«Парень не спрашивает, что ты носила в церкви», сказал я. «Что ты надевала в церковь, и кого ты хотела совратить, когда тебе было двенадцать, не имеет никакого отношения к Богу.»
Лупе нахмурилась на меня, и я понял, что мы на пороге одного из наших знаменитых, поднимающих рейтинг боев, но Зи, который был настроен явно на другой канал, прервал его, сказав: «Вы как-то спрашивали меня, кем я был до того, как пришел в пустыню. Сейчас я тот же, кем был тогда… но сделан чистым. Совершенным.»
Я все еще злился на Лупе и моим первым импульсом было сказать Зи, чтобы он сохранил свою чепуху для святого Петра, или кто там его ждет за пределами пунктов распределения органики. Но парень-то умирал. Приходилось быть с ним помягче.
«Какими станете и вы», продолжал он. «Оба.»
Я мог бы придумать судьбу и похуже, чем изрекать пошлости и улыбаться в лицо каждому, но это было трудновато. Глаза Зи закрылись, и я подумал, что он прекратил свою вербовку, но он тяжело вздохнул и сфокусировал взгляд на моем лице.
«Ваша цель более земная, нежели моя», сказал он. «Но она не менее Божия цель.»
«Что вы имеете в виду под Богом?», спросил я, пытаясь сделать вопрос похожим на деловой, а не на дурацкий вызов.
Счастливая улыбка Зи стала шире. «Оглянитесь вокруг. Вы с Ним сейчас.»
Я смотрел на песок, на шалфей, на желтоватые скалы. Я видел игуану, пересекающую пятно песка цвета охры. Бог? Почему бы и нет, подумал я. ИИ, верящий, что он Бог, или Бог, проявляющий себя в ИИ. Разницы мало.
Лупе сказала своим профессиональным эфирным голосом: «Зи, вы намекаете, что ИИ, известный под именем Монтесума, есть фактически существо, о которым мы думаем, как об El Gran Seсor?
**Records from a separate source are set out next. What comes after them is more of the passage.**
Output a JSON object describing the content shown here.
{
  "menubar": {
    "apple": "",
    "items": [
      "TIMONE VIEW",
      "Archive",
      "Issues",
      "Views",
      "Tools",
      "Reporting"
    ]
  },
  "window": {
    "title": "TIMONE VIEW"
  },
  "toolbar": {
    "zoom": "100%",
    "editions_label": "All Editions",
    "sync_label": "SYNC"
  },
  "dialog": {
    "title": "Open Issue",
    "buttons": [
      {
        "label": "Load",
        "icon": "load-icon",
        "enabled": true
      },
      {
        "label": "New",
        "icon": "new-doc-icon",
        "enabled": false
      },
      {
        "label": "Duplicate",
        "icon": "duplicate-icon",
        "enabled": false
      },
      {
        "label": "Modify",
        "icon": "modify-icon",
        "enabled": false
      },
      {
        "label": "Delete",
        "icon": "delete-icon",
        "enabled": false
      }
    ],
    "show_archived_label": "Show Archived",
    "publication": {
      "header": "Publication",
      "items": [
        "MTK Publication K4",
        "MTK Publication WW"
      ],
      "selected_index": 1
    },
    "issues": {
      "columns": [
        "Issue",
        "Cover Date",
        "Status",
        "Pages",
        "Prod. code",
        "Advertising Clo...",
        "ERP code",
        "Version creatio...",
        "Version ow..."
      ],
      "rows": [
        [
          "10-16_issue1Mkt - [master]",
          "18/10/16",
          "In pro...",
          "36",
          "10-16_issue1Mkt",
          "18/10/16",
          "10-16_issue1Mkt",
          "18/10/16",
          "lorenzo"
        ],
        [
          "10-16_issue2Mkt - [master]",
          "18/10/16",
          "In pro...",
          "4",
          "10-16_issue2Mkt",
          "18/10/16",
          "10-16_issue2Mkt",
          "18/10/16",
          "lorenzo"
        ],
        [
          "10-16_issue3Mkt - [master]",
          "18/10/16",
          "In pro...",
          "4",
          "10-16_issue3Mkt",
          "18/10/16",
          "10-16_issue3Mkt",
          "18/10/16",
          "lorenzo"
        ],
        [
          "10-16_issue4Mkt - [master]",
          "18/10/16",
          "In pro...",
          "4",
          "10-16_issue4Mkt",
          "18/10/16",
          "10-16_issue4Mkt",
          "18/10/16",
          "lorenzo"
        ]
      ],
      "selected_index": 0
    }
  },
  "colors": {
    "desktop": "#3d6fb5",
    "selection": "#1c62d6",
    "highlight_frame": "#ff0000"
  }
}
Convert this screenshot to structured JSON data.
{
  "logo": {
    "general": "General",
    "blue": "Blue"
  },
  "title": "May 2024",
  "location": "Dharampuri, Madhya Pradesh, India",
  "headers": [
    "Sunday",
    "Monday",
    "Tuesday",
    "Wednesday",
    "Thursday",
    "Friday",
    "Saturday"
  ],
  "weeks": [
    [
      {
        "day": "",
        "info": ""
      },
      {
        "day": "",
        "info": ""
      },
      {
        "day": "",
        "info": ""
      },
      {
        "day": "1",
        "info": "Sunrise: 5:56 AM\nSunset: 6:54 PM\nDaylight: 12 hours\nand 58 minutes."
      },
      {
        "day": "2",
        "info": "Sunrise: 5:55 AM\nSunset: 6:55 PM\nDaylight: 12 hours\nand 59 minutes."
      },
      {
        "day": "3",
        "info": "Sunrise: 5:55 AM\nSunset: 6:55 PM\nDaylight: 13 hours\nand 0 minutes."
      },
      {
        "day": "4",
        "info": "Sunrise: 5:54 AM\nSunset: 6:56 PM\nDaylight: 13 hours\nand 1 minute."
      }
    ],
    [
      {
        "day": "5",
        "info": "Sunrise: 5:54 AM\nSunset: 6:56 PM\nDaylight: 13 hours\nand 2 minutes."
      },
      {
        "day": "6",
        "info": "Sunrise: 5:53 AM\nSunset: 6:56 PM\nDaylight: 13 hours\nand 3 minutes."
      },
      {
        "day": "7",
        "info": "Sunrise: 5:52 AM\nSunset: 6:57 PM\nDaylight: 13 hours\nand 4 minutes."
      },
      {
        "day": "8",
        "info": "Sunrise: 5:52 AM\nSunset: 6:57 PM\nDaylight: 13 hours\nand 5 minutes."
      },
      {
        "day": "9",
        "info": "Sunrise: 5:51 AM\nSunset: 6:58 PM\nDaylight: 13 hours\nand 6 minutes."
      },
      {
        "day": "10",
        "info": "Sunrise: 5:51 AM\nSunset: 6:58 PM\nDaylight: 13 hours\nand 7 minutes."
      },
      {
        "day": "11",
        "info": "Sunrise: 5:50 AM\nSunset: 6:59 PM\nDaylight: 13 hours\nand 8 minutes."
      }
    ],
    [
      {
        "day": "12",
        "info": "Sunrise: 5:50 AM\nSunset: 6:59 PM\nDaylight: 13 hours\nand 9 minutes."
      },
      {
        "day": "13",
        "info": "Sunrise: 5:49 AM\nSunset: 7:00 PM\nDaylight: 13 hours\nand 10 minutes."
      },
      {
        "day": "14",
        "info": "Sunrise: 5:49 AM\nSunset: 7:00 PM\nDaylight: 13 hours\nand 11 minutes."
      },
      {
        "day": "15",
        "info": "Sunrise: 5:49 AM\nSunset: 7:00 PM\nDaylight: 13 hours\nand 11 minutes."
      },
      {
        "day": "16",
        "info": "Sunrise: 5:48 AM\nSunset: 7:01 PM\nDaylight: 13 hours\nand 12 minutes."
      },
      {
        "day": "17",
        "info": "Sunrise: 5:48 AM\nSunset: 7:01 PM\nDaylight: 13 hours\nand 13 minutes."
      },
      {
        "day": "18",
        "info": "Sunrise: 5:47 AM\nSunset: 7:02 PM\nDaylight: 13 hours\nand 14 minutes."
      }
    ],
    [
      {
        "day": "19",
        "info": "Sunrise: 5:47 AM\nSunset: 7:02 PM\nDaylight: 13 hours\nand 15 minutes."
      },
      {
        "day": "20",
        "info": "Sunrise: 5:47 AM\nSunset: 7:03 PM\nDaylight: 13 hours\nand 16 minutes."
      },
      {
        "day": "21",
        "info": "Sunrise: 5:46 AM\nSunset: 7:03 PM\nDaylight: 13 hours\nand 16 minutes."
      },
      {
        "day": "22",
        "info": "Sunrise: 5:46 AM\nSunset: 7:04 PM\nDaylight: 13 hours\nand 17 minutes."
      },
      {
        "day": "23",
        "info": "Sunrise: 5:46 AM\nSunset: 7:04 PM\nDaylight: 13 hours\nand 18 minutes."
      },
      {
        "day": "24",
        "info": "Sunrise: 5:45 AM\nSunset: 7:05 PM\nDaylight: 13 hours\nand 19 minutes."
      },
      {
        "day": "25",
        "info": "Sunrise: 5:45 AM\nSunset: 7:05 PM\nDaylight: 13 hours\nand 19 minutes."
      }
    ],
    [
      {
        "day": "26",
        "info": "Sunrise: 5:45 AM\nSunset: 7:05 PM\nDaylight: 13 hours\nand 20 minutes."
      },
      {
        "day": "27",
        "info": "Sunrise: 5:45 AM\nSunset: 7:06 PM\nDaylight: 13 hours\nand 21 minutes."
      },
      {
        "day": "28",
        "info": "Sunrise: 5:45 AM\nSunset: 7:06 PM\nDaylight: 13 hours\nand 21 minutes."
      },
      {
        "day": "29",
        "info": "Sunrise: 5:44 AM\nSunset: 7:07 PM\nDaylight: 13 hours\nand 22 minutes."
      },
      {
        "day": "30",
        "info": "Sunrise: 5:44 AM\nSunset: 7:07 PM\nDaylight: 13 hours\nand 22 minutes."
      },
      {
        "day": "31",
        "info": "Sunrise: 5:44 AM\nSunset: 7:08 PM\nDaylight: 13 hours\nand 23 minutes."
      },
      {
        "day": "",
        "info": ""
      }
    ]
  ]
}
„У каждой эпохи своя аватара“, слабо отозвался Зи. „Верьте сейчас во что хотите. Вера — это ваш удел.“
Она задавала еще вопросы, но он ответил, что ему надо отдохнуть. Она смотрела на меня с выражением уязвленной преданности, возвратившись в личность Розы Границы. „Эдди! Ты был низок со мной!“
Я сказал, чтобы она катилась на хрен, и разлегся в более удобной позе. И тогда, взглянув мимо ее плеча, я заметил всадника.
Он следил за нами примерно в двадцати ярдах от нас и в пятнадцати футах от скалы, где расположился Чилдерс. На таком расстоянии мне следовало бы различить много подробностей, но насколько я мог судить, никаких подробностей видно не было. Он выглядел ожившей тенью лошади и всадника. Человеческая фигура вытекала из спины лошади. Их движения — лошадь тревожно переступала ногами, всадник поворачивал голову и туловище — заставляли меня думать о мультфильме. Слишком текуче для живого. Он подступил ближе, наполовину сократив расстояние между нами, поднимая небольшие клубы пыли. Деннар положил ружье на колени. Чилдерс увенчивал свою скалу точно так же, как всадник был соединен со своей лошадью.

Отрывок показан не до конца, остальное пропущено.